Saturday, October 15, 2011

Chevy Volt Barely Matches MPG of Electric Car Built In...1896

GM CEO Dan Akerson on the Chevy Volt:

"not a step forward, but a leap forward"

Really? I beg to differ. How about "an overpriced taxpayer subsidised lesser version of a car built 115 years ago?"

Uh-huh.


Meet the Roberts electric car. Built in 1896, it gets a solid 40 miles to the charge — exactly the mileage Chevrolet advertises for the Volt.

Its present-day owner, who prefers not to be named, told The Daily Caller it still runs like a charm, and has even completed the roughly 60-mile London to Brighton Vintage Car Race.


Imagine how much attention that would attract in the showroom! Congressman/Chevy dealer Mike Kelly (R-PA) no doubt would love to have one:

I’m a Chevrolet dealer… we have a Chevy Volt on the lot, it’s been there now for four weeks. We’ve had one person come in to look at it, just to see what it actually looks like… Here’s a car that costs $45,763. I can stock that car for probably a year and then have to sell it at some ridiculous price.

When you look at this, it makes absolutely no sense. I can stock a Chevy Cruze, which is about a $17,500 car and turns every 30 to 40 days out of inventory… or I can have a Volt, which never turns and creates nothing for me on the lot except interest costs… So a lot of these things that we’re seeing going on have a tremendous economic impact on people who are being asked to stock them and sell them. There is no market for this car.


Ironically, who should agree with this 1 percenter, this greedy corporate businessman, this Republican, but...a group of Berkeley professors:

Even lefty profs at Berkeley could see that the Volt was a horrible investment. Berkeley physicist Leon J. Schipper, for one, was not enamored of the Volt.

Analyzing the Chevy Volt, the new sedan that is supposed to go 40 miles on batteries and then use a gasoline engine, he calculated that because of inefficiencies in electricity generation, its fuel economy was no better than a Toyota Prius hybrid running on gasoline, while its price was roughly double that of the Prius.

"Does the extra $20,000 justify the overall fuel and possible carbon dioxide savings?" he asked.


Or, for even less money, they can buy the all-gasoline Chevy Cruze, which gets 42 MPG...or, if your morality refuses to allow you to feed more cash into bailout recipients, you can opt for the Ford Focus (below) and its range of 40 MPG...

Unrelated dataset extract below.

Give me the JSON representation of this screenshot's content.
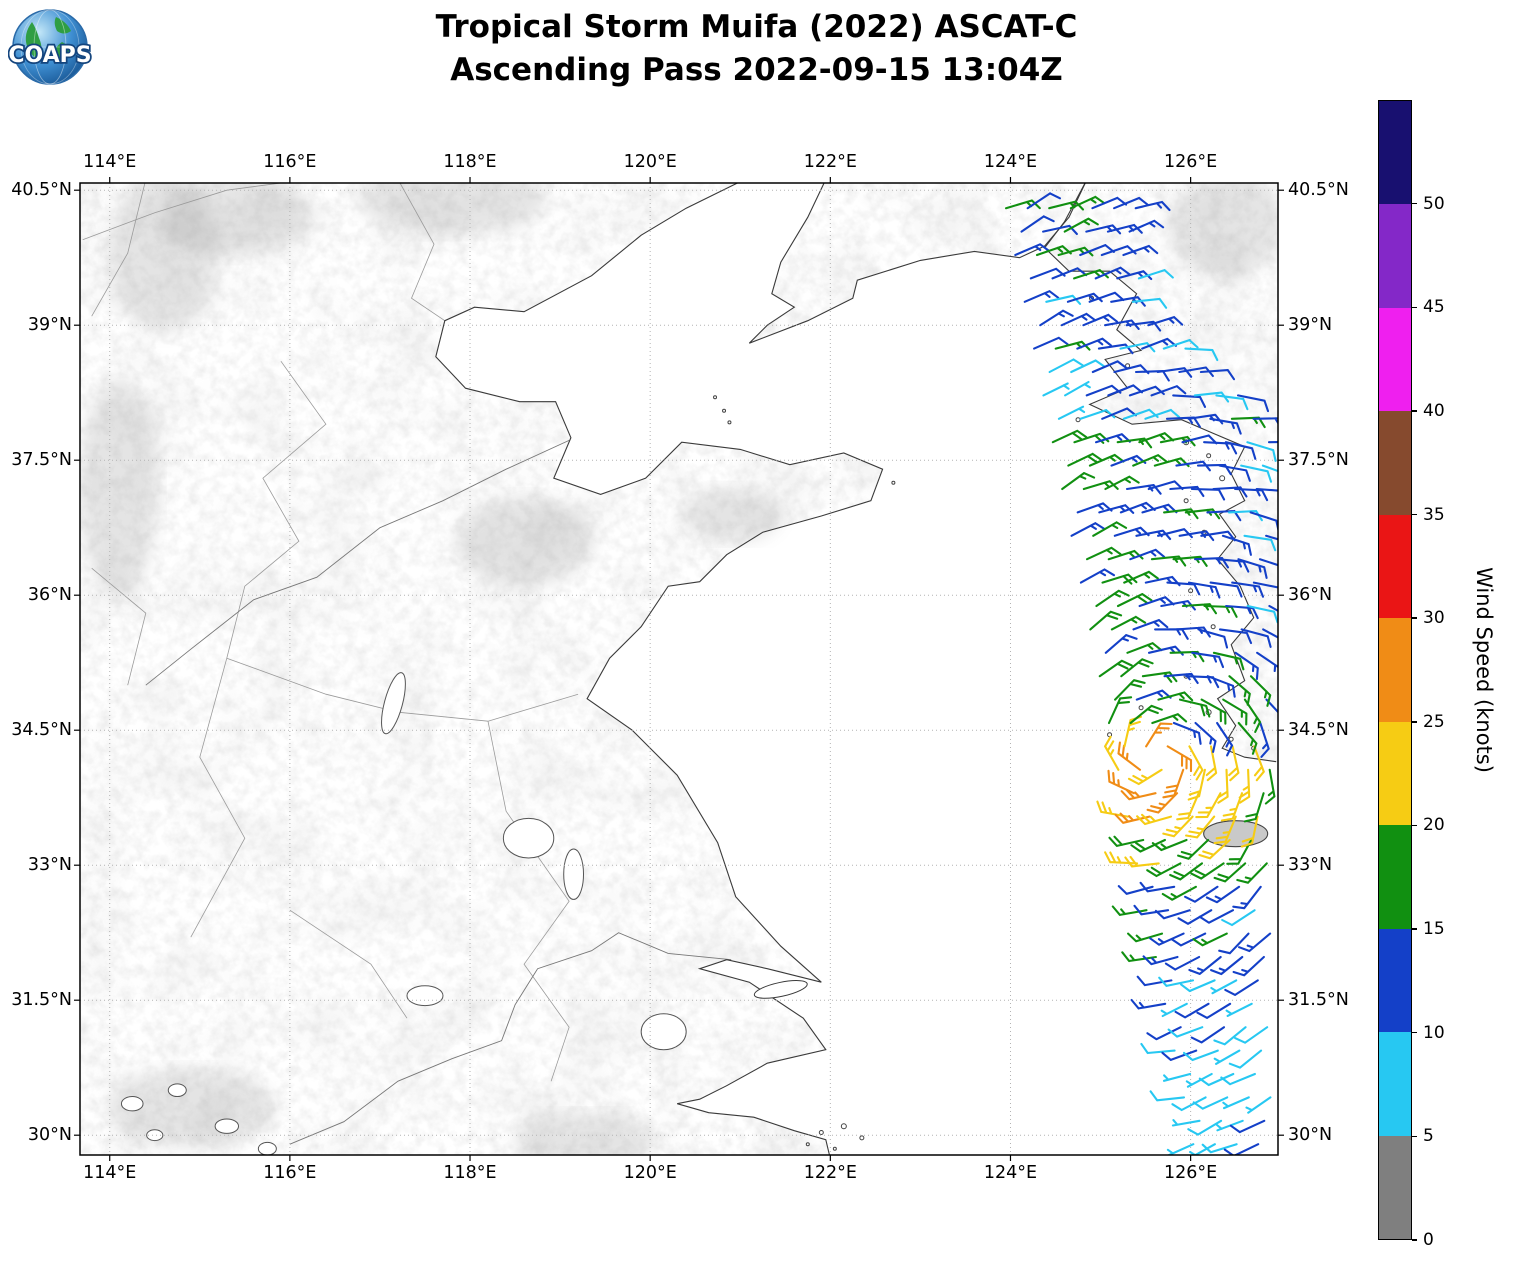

Finally - some truth and irony. First,let's take a look back to September 5th of this year, when the New York Times actually said something that was accidental honest (same Daily Caller link as on top):

“For General Motors and the Obama administration, the new Chevrolet Volt plug-in hybrid represents the automotive future, the culmination of decades of high-tech research financed partly with federal dollars.”


Correct! For Barack Obama - the man who speaks of "boilers" and works to create a future reminiscent of America circa 1939 - and for GM, who's work practices and design philosophy haven't changed since the 1950's - this does represent the best they can offer as a vision of the future. The best vision that can be created with federal dollars: An financially inefficient version of a technology already developed two centuries ago.

And here's the irony - Dan Akerson. choosing to lead an automotive parade not in his precious Volt, but in a ...1960 Chevy Camero:



What's the matter, bitch?  Afraid you wouldn't make it down Woodward Avenue alive?

1 comment:

Anonymous said...

ARGGHHHHHH...you have broken two of my biggest all time pet peeves in just one WORD. First, it is a Corvette...NOT a "Camero". And finally, it is spelled "CamAro"...NOT "CamEro".

I only say this cause I am a huge Chevy guy and a downright Camaro owner and lover. Not meaning to pick on anyone...just wanted to get the record straight. Love the blog.